Presentation PDF (299.8 kB)

Classical plume dispersion models estimate lateral and vertical dispersion of individual pollution plumes primarily in terms of empirically-derived Pasquill-Gifford stability categories. Here we describe a more scientifically fundamental method for inferring the lateral plume dispersion based on the assumption that plume dispersion is governed by a combination of random, small-scale turbulent dispersion effects enhanced by lateral wind shear. Unfortunately, wind shear is difficult to accurately measure in the turbulent Planetary Boundary Layer (PBL), however, the vertical shear of the horizontal winds can be estimated from surface-based measurements of turbulence and larger-scale temperature gradients. It is proposed that shearing motions of horizontal winds in the planetary boundary layer result from a superposition of two effects: 1) Ekman-layer induced shear (proportional to boundary layer depth and turbulent intensity); and 2) Baroclinic (i. e. thermal wind) effects (proportional to horizontal temperature gradients).
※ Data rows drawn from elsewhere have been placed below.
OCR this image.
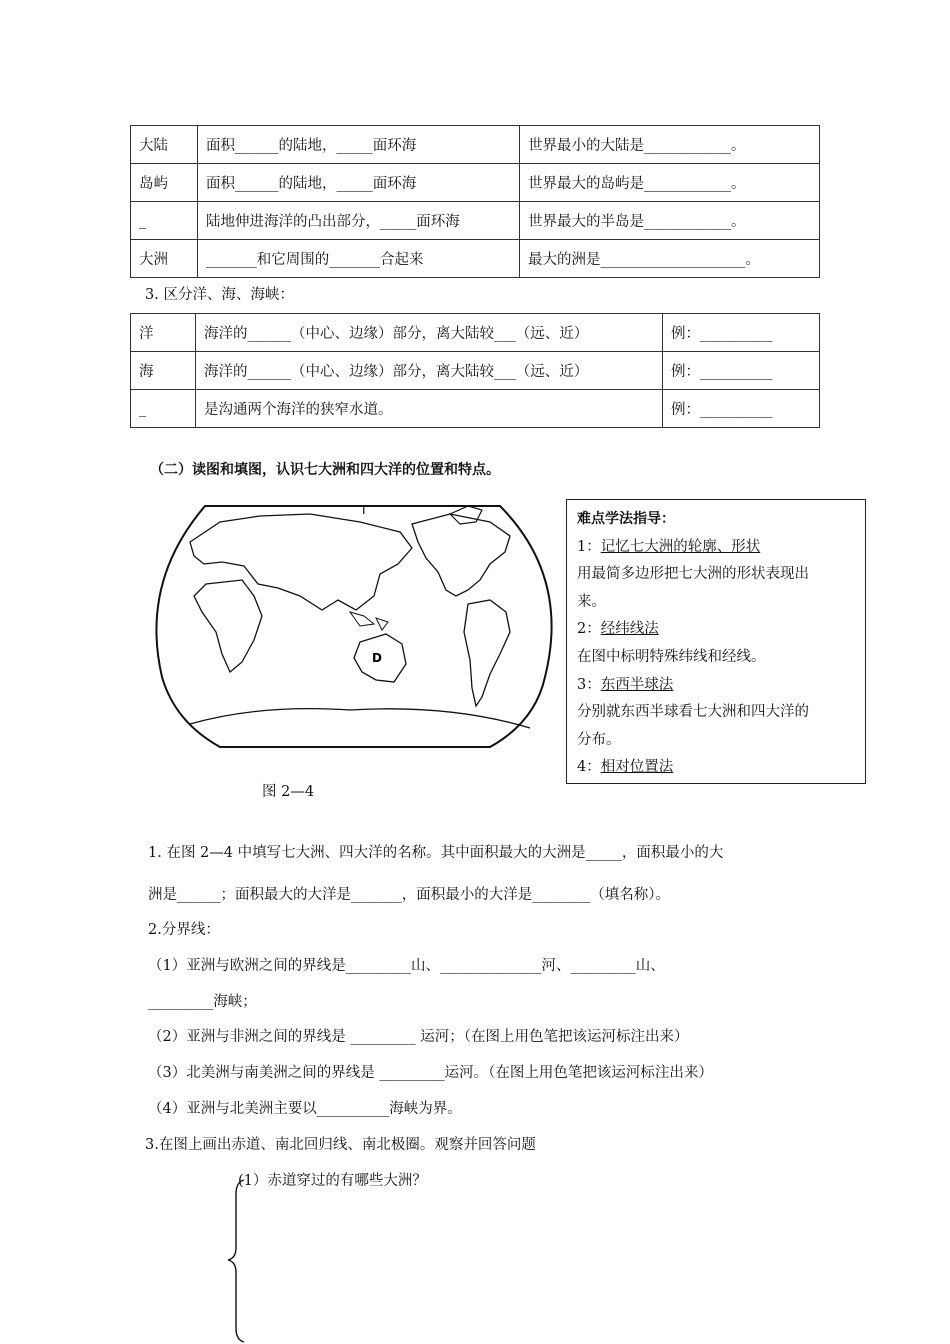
大陆	面积______的陆地，_____面环海	世界最小的大陆是____________。
岛屿	面积______的陆地，_____面环海	世界最大的岛屿是____________。
_	陆地伸进海洋的凸出部分，_____面环海	世界最大的半岛是____________。
大洲	_______和它周围的_______合起来	最大的洲是____________________。
3. 区分洋、海、海峡：
洋	海洋的______（中心、边缘）部分，离大陆较___（远、近）	例：__________
海	海洋的______（中心、边缘）部分，离大陆较___（远、近）	例：__________
_	是沟通两个海洋的狭窄水道。	例：__________
（二）读图和填图，认识七大洲和四大洋的位置和特点。
I
D
图 2—4
难点学法指导：
1：记忆七大洲的轮廓、形状
用最简多边形把七大洲的形状表现出
来。
2：经纬线法
在图中标明特殊纬线和经线。
3：东西半球法
分别就东西半球看七大洲和四大洋的
分布。
4：相对位置法
1. 在图 2—4 中填写七大洲、四大洋的名称。其中面积最大的大洲是_____，面积最小的大
洲是______；面积最大的大洋是_______，面积最小的大洋是________（填名称）。
2.分界线：
（1）亚洲与欧洲之间的界线是_________山、______________河、_________山、
_________海峡；
（2）亚洲与非洲之间的界线是 _________ 运河；（在图上用色笔把该运河标注出来）
（3）北美洲与南美洲之间的界线是 _________运河。（在图上用色笔把该运河标注出来）
（4）亚洲与北美洲主要以__________海峡为界。
3.在图上画出赤道、南北回归线、南北极圈。观察并回答问题
(1）赤道穿过的有哪些大洲？
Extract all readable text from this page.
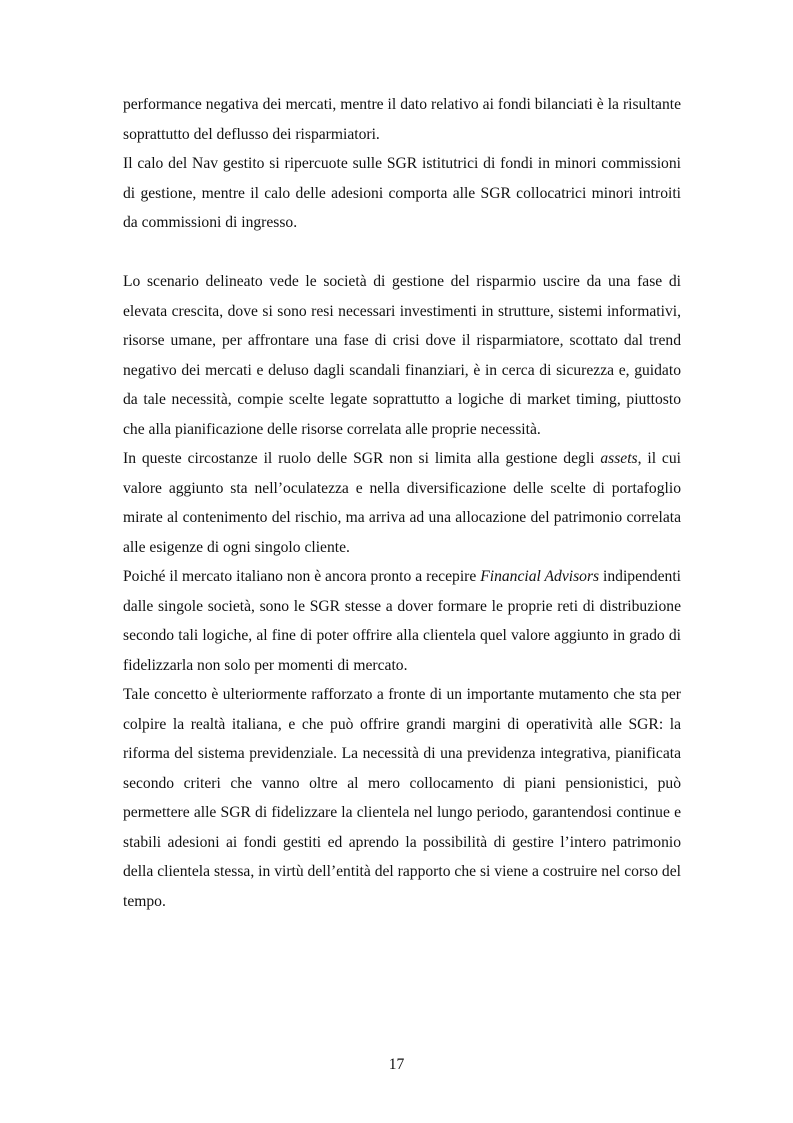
performance negativa dei mercati, mentre il dato relativo ai fondi bilanciati è la risultante soprattutto del deflusso dei risparmiatori.

Il calo del Nav gestito si ripercuote sulle SGR istitutrici di fondi in minori commissioni di gestione, mentre il calo delle adesioni comporta alle SGR collocatrici minori introiti da commissioni di ingresso.

Lo scenario delineato vede le società di gestione del risparmio uscire da una fase di elevata crescita, dove si sono resi necessari investimenti in strutture, sistemi informativi, risorse umane, per affrontare una fase di crisi dove il risparmiatore, scottato dal trend negativo dei mercati e deluso dagli scandali finanziari, è in cerca di sicurezza e, guidato da tale necessità, compie scelte legate soprattutto a logiche di market timing, piuttosto che alla pianificazione delle risorse correlata alle proprie necessità.

In queste circostanze il ruolo delle SGR non si limita alla gestione degli assets, il cui valore aggiunto sta nell’oculatezza e nella diversificazione delle scelte di portafoglio mirate al contenimento del rischio, ma arriva ad una allocazione del patrimonio correlata alle esigenze di ogni singolo cliente.

Poiché il mercato italiano non è ancora pronto a recepire Financial Advisors indipendenti dalle singole società, sono le SGR stesse a dover formare le proprie reti di distribuzione secondo tali logiche, al fine di poter offrire alla clientela quel valore aggiunto in grado di fidelizzarla non solo per momenti di mercato.

Tale concetto è ulteriormente rafforzato a fronte di un importante mutamento che sta per colpire la realtà italiana, e che può offrire grandi margini di operatività alle SGR: la riforma del sistema previdenziale. La necessità di una previdenza integrativa, pianificata secondo criteri che vanno oltre al mero collocamento di piani pensionistici, può permettere alle SGR di fidelizzare la clientela nel lungo periodo, garantendosi continue e stabili adesioni ai fondi gestiti ed aprendo la possibilità di gestire l’intero patrimonio della clientela stessa, in virtù dell’entità del rapporto che si viene a costruire nel corso del tempo.

17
Both of these effects can be inferred from surface measurements. Here estimates of turbulence, wind shear and lateral plume dispersion derived only from surface-based measurements are compared with shear and lateral dispersion calculated using winds directly sampled using radar profilers in the Hudson Valley in upstate New York. It is found that lateral dispersion of plumes is dominated by shearing motions at distances greater than several kilometers from the release point. In contrast, plume dispersion close to release is dominated by turbulent diffusion coefficients that can be inferred from wind speed measurements and similarity-theory descriptions of turbulence in the lower PBL. The magnitude of shear in the PBL can be estimated using thermal wind theory coupled with Ekman-layer physics if several surface temperature measurements are available for assessing horizontal temperature gradients. Therefore it is proposed that the minimum surface observations required in order to accurately infer plume dispersion must include wind velocities at one site, and surface temperature measurements at three or more sites surrounding the wind measurement site in order to estimate lateral temperature gradients. Current guideline plume models require only wind measurements at one site to estimate dispersion, and thus the very important shearing effects on plume dispersion cannot be accurately accounted for.